Infinigram: Variable-Length N-grams via Suffix Arrays

#languagemodels #ngram #suffixarrays #nlp

Infinigram (pip install py-infinigram) is a corpus-based language model that uses suffix arrays for variable-length n-gram pattern matching. Unlike neural language models, there is no training step. The corpus is the model.

The problem with fixed n-grams

Traditional n-gram models use fixed context lengths and blow up exponentially. A 5-gram model over a 50,000-word vocabulary needs to store up to (50000^5) possible patterns. That is roughly 312 petabytes. Nobody does this.

Infinigram uses suffix arrays instead:

O(n) space: Linear in corpus size, not vocabulary size
O(m log n) queries: Fast pattern matching for any context length
Variable-length matching: Automatically uses the longest matching context

For a 1B token corpus, this means about 1GB instead of about 34GB for hash-based 5-grams.

How it works

Given a context, Infinigram finds the longest matching suffix in the training corpus:

from infinigram import Infinigram

corpus = [1, 2, 3, 4, 2, 3, 5, 6, 2, 3, 4]
model = Infinigram(corpus, max_length=10)

# Find longest match for context [2, 3]
position, length = model.longest_suffix([2, 3])

# Predict next token
probs = model.predict([2, 3])
# {4: 0.66, 5: 0.33, ...}

Predictions come from counting what tokens follow the matched pattern in the corpus. Simple frequency estimation, but over arbitrarily long contexts.

LLM probability mixing

The practical application I care about most: grounding LLM outputs without retraining.

# Mix LLM with corpus-based predictions
P_final = alpha * P_llm + (1 - alpha) * P_infinigram

This gives you:

Domain adaptation without fine-tuning. Load a legal corpus and you get legal-domain predictions.
Hallucination reduction by anchoring to actual corpus content.
Explainability. Every prediction traces to specific corpus evidence. You can point to the exact passages.

Projections as inductive biases

I wrote a theoretical framework viewing inductive biases as projections: transformations applied to queries or training data that enable generalization.

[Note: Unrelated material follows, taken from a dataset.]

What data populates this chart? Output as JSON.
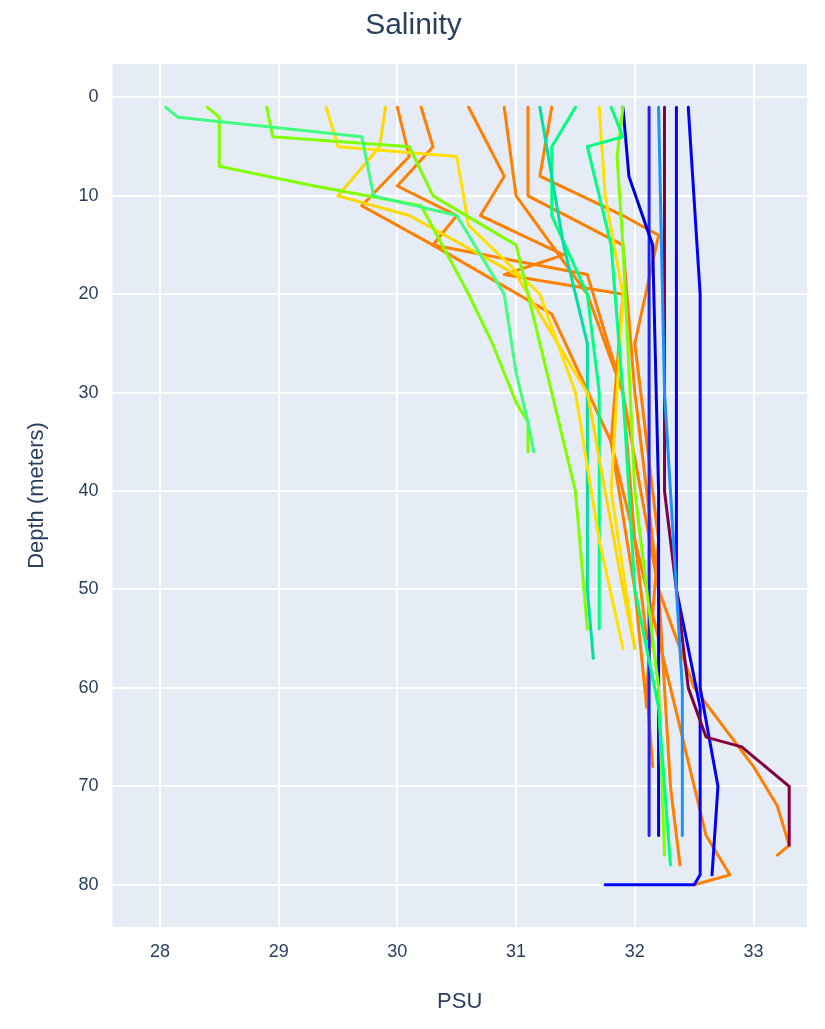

Runtime transforms: lowercase normalization, stemming, synonym expansion
Corpus augmentations: data augmentation, paraphrasing

This gives a principled way to think about out-of-distribution generalization in corpus-based models. The projection determines what the model treats as "the same."

Interactive REPL

Infinigram includes an interactive REPL for exploration:

infinigram-repl

infinigram> /dataset demo
infinigram [demo]> /load the cat sat on the mat
infinigram [demo]> /predict the cat
infinigram [demo]> /complete the cat --max 20

Future: LangCalc integration

Infinigram is designed to work with LangCalc, an algebraic framework for composing language models:

# Compose models algebraically
model = 0.7 * llm + 0.2 * wiki_infinigram + 0.1 * code_infinigram

Mix neural and corpus-based models with explicit control over domain influence.

Resources

PyPI: pip install py-infinigram
GitHub: github.com/queelius/infinigram
Paper: Infinigram Technical Report
Related: LangCalc Project

Background

This builds on ideas from a SLUUG talk on LLMs where I demonstrated arbitrary-size n-grams using recursive dictionaries for a crude expression evaluator. Infinigram takes those ideas further with suffix arrays and the projection framework for generalization.